Despite the minimal unionization efforts until now, Amazon has spent more than a decade preparing for a vote like the one happening at BHM1.
Recode previously reported that in Amazon’s early years, the company began tracking the potential for unionization at each of its warehouses, building a heat map in Excel to identify “hot spots” in its fulfillment network. This calculation was based on dozens of metrics, including employee survey data, the safety record of the facility, and the financial strength of local unions, according to a former senior HR manager.
According to this employee, who spoke on the condition of anonymity, Amazon tracked these details to determine “where do we swoop in to figure out if there’s a problem with leadership, or maybe there’s one particularly toxic employee who is really causing chaos.” Whole Foods, which Amazon acquired in 2017, now employs a similar union tracking system, Business Insider reported in April.
Recode also reported last year that Amazon planned to spend hundreds of thousands of dollars for new software to better analyze and visualize data on unions around the globe, alongside other non-union “threats” to the company related to factors like crime and weather. Out of 40 or so data points listed in a memo outlining the initiative and viewed by Recode, around half of them were union-related or related to employee issues, like mandatory overtime and safety incidents.
Such revelations have only emboldened labor activists and progressive politicians to make more noise about the need for union representation at Amazon. In the last couple of years, Sen. Bernie Sanders has been pushing for labor organizing at Amazon warehouses as some workers have spoken out about punishing performance goals, insufficient break time, and having their every move at work tracked by computers. Sanders pressed Amazon in years past to raise its minimum hourly pay to $15, and praised CEO Jeff Bezos when the company did.

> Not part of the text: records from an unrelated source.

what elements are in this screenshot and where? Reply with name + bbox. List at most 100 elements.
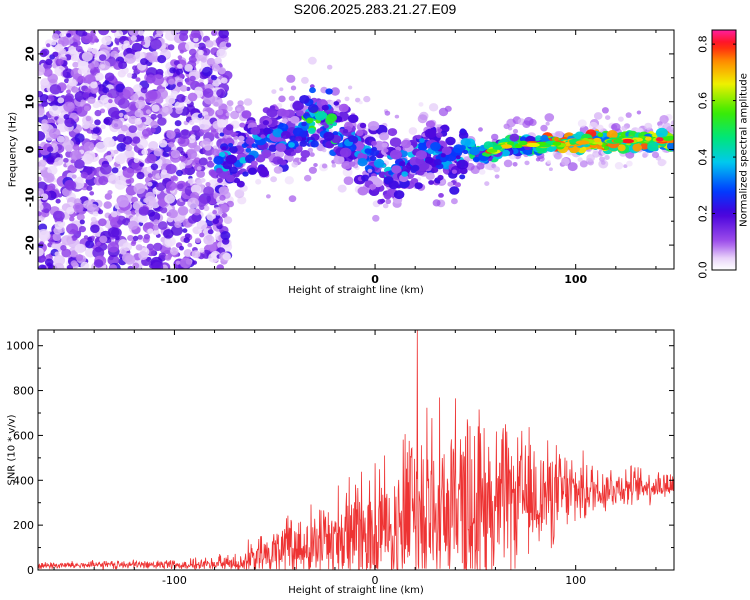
noise-blob — [158, 139, 168, 148]
noise-blob — [203, 234, 215, 246]
noise-blob — [165, 95, 176, 105]
noise-blob — [642, 151, 649, 158]
ridge-blob — [364, 148, 372, 155]
noise-blob — [98, 30, 110, 36]
noise-blob — [157, 55, 167, 64]
noise-blob — [212, 218, 219, 225]
noise-blob — [171, 175, 178, 181]
noise-blob — [161, 169, 168, 175]
noise-blob — [205, 40, 214, 48]
noise-blob — [176, 94, 186, 103]
noise-blob — [153, 148, 163, 157]
noise-blob — [226, 200, 234, 208]
noise-blob — [80, 261, 90, 269]
top-y-tick-label: 10 — [24, 94, 37, 110]
noise-blob — [47, 156, 55, 163]
ridge-blob — [425, 172, 435, 180]
noise-blob — [111, 119, 123, 130]
noise-blob — [102, 87, 110, 94]
noise-blob — [255, 179, 262, 185]
noise-blob — [151, 104, 160, 112]
noise-blob — [279, 87, 284, 92]
noise-blob — [123, 114, 129, 119]
noise-blob — [188, 215, 198, 224]
noise-blob — [80, 99, 86, 104]
noise-blob — [169, 247, 179, 256]
noise-blob — [167, 209, 178, 219]
noise-blob — [191, 250, 201, 259]
noise-blob — [52, 233, 62, 241]
ridge-blob — [445, 136, 456, 146]
ridge-blob — [437, 128, 443, 133]
noise-blob — [211, 148, 220, 156]
ridge-blob — [289, 134, 298, 141]
ridge-blob — [323, 124, 329, 129]
noise-blob — [132, 262, 140, 269]
noise-blob — [97, 209, 104, 215]
noise-blob — [190, 30, 201, 39]
noise-blob — [190, 184, 202, 194]
noise-blob — [108, 174, 120, 185]
noise-blob — [200, 57, 207, 63]
noise-blob — [545, 121, 550, 126]
noise-blob — [133, 157, 140, 163]
noise-blob — [164, 193, 176, 204]
noise-blob — [160, 206, 168, 214]
noise-blob — [103, 116, 114, 126]
ridge-blob — [260, 134, 266, 139]
ridge-blob — [455, 155, 461, 160]
ridge-blob — [342, 129, 349, 134]
noise-blob — [43, 208, 50, 214]
ridge-blob — [384, 193, 392, 200]
noise-blob — [191, 125, 201, 133]
noise-blob — [206, 57, 216, 66]
ridge-blob — [414, 182, 423, 190]
noise-blob — [168, 141, 175, 148]
noise-blob — [196, 166, 202, 171]
ridge-core-blob — [621, 138, 634, 144]
noise-blob — [90, 30, 96, 36]
ridge-blob — [356, 129, 364, 137]
ridge-blob — [596, 145, 603, 150]
ridge-blob — [617, 144, 626, 152]
noise-blob — [110, 50, 119, 59]
ridge-core-blob — [514, 143, 523, 149]
ridge-blob — [553, 137, 559, 142]
ridge-blob — [242, 171, 249, 177]
noise-blob — [96, 241, 101, 246]
noise-blob — [343, 176, 354, 186]
noise-blob — [60, 30, 68, 35]
noise-blob — [163, 229, 174, 239]
noise-blob — [39, 50, 48, 58]
ridge-blob — [389, 137, 402, 147]
noise-blob — [92, 211, 99, 217]
ridge-blob — [309, 87, 316, 94]
noise-blob — [82, 31, 88, 37]
noise-blob — [216, 264, 224, 269]
noise-blob — [177, 63, 183, 69]
ridge-blob — [383, 148, 389, 153]
noise-blob — [92, 127, 101, 134]
ridge-blob — [535, 135, 543, 142]
noise-blob — [156, 30, 164, 36]
noise-blob — [107, 227, 120, 238]
noise-blob — [577, 119, 587, 128]
noise-blob — [220, 231, 231, 240]
ridge-blob — [288, 142, 295, 148]
noise-blob — [308, 166, 317, 174]
ridge-blob — [458, 131, 469, 140]
top-x-axis-label: Height of straight line (km) — [288, 285, 424, 296]
noise-blob — [63, 101, 75, 113]
ridge-blob — [326, 113, 337, 122]
noise-blob — [150, 120, 159, 129]
noise-blob — [66, 206, 75, 215]
noise-blob — [211, 63, 220, 72]
colorbar-tick-label: 0.2 — [697, 205, 710, 223]
noise-blob — [128, 125, 137, 133]
noise-blob — [72, 202, 84, 213]
noise-blob — [80, 171, 88, 179]
noise-blob — [308, 56, 317, 65]
noise-blob — [355, 97, 361, 103]
noise-blob — [512, 162, 518, 167]
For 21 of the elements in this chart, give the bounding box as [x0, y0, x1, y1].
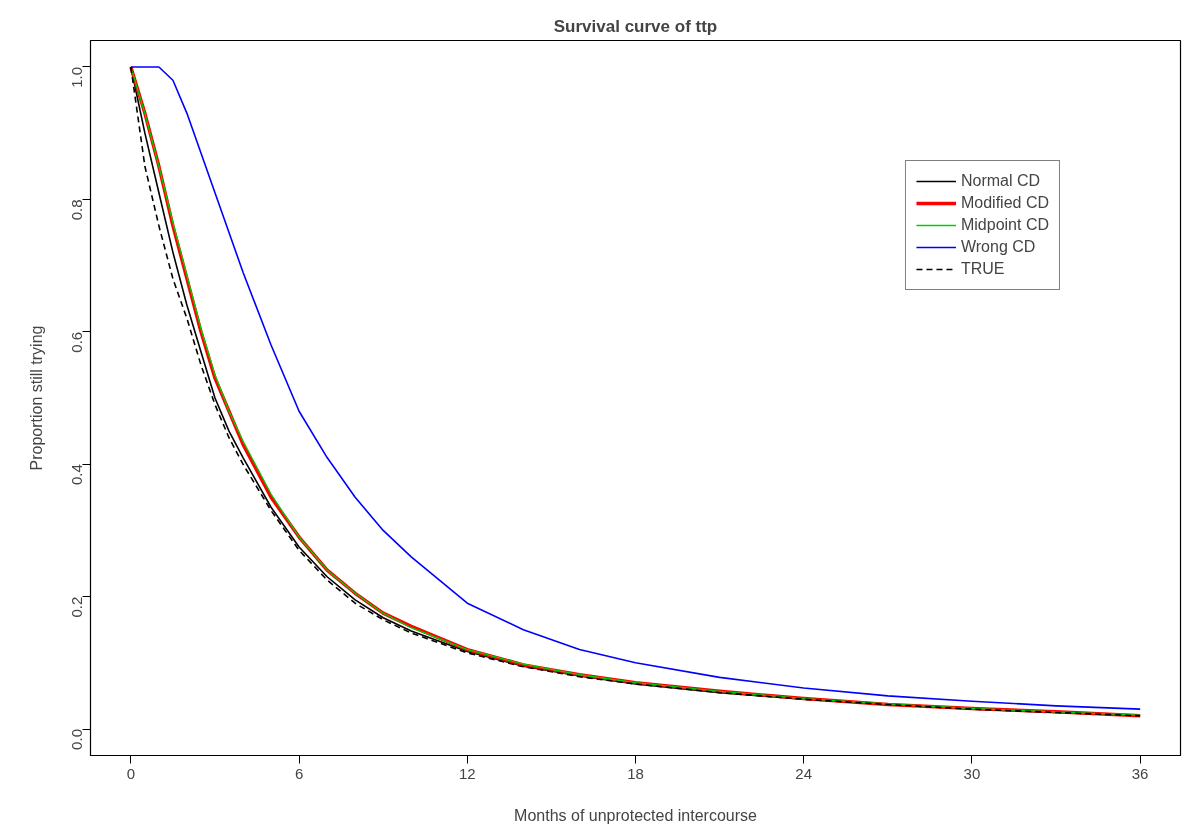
x-tick-label: 24 — [795, 764, 813, 782]
legend-label: Midpoint CD — [960, 216, 1049, 234]
y-axis-title: Proportion still trying — [27, 325, 45, 471]
x-tick-label: 18 — [627, 764, 644, 782]
y-tick-label: 0.0 — [68, 729, 86, 750]
y-tick-label: 0.4 — [68, 464, 86, 486]
chart-title: Survival curve of ttp — [553, 16, 718, 36]
x-tick-label: 12 — [458, 764, 476, 782]
y-tick-label: 0.2 — [68, 596, 86, 618]
x-tick-label: 36 — [1131, 764, 1149, 782]
legend-label: Wrong CD — [960, 238, 1036, 256]
y-tick-label: 1.0 — [68, 66, 86, 88]
legend-label: Modified CD — [960, 194, 1049, 212]
x-tick-label: 30 — [963, 764, 981, 782]
x-axis-title: Months of unprotected intercourse — [514, 806, 757, 824]
y-tick-label: 0.6 — [68, 331, 86, 353]
y-tick-label: 0.8 — [68, 199, 86, 221]
legend-label: TRUE — [960, 260, 1005, 278]
x-tick-label: 6 — [294, 764, 304, 782]
legend-label: Normal CD — [960, 172, 1041, 190]
x-tick-label: 0 — [126, 764, 136, 782]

The labor scrutiny spiked in 2020 after Amazon fired some warehouse workers who spoke out about what they said were insufficient or inconsistent enforcement of safety measures in some warehouses during the early months of the pandemic. New York’s attorney general sued Amazon in February for failing to adequately protect its workers from Covid-19 at two New York warehouses, and for the alleged unlawful firing of a former assistant manager named Christian Smalls who protested working conditions at the time. The country’s racial reckoning that followed the killing of George Floyd and other Black Americans also added fuel to the movement; union organizers say at least 80 percent of Amazon’s Bessemer workers are Black, and that Amazon’s overall front-line workforce in the US is disproportionately composed of people of color. Amazon hasn’t publicly released the demographics of its front-line workforce since 2016, when it reported that about half of “laborers and helpers” at the company were not white.
“We see this as much a civil rights struggle as it is a labor struggle,” RWDSU President Stuart Appelbaum told Recode in an interview. “The highlighting of racial injustice during the past year and the Black Lives Matter movement have inspired people to stand up for their rights and dignity. … In the South, a union has been as much about civil rights as it has been about labor rights.”